Was Keizer Nursing And Rehabilitation Ever Fined?

KEIZER NURSING AND REHABILITATION has been fined $19,383 across 1 penalty action. This is below the Oregon average of $33,273. While any fine indicates a compliance issue, fines under $50,000 are relatively common and typically reflect isolated problems that were subsequently corrected. Families should ask what specific issues led to these fines and confirm they've been resolved.
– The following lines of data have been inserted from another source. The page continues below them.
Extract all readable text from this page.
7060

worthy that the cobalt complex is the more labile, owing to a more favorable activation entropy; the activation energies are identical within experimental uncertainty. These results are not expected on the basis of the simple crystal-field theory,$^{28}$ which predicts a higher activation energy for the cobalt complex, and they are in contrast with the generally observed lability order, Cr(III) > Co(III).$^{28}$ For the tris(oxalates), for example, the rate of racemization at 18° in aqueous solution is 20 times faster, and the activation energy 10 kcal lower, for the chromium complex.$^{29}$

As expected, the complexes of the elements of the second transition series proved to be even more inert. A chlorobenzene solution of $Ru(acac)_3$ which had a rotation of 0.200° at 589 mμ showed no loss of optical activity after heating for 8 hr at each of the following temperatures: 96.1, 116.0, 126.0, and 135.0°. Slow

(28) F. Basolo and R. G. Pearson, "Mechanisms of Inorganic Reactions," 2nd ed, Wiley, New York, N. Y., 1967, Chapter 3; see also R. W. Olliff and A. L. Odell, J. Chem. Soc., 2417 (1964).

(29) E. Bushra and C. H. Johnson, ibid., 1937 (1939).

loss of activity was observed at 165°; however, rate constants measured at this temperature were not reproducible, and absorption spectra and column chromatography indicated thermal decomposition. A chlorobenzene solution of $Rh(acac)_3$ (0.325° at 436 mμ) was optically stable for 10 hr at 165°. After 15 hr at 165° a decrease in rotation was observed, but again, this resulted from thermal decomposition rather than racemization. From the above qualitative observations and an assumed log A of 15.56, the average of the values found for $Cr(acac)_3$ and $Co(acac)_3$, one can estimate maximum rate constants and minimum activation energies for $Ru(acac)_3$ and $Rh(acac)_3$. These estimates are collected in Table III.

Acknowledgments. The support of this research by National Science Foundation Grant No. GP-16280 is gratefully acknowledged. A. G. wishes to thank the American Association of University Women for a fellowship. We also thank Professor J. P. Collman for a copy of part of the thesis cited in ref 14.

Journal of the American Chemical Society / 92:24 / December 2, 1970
Is Keizer Nursing And Rehabilitation on Any Federal Watch List?

KEIZER NURSING AND REHABILITATION is not on any federal watch list. The most significant is the Special Focus Facility (SFF) program, which identifies the bottom 1% of nursing homes nationally based on persistent, serious quality problems. Not being on this list means the facility has avoided the pattern of deficiencies that triggers enhanced federal oversight. This is a positive indicator, though families should still review the facility's inspection history directly.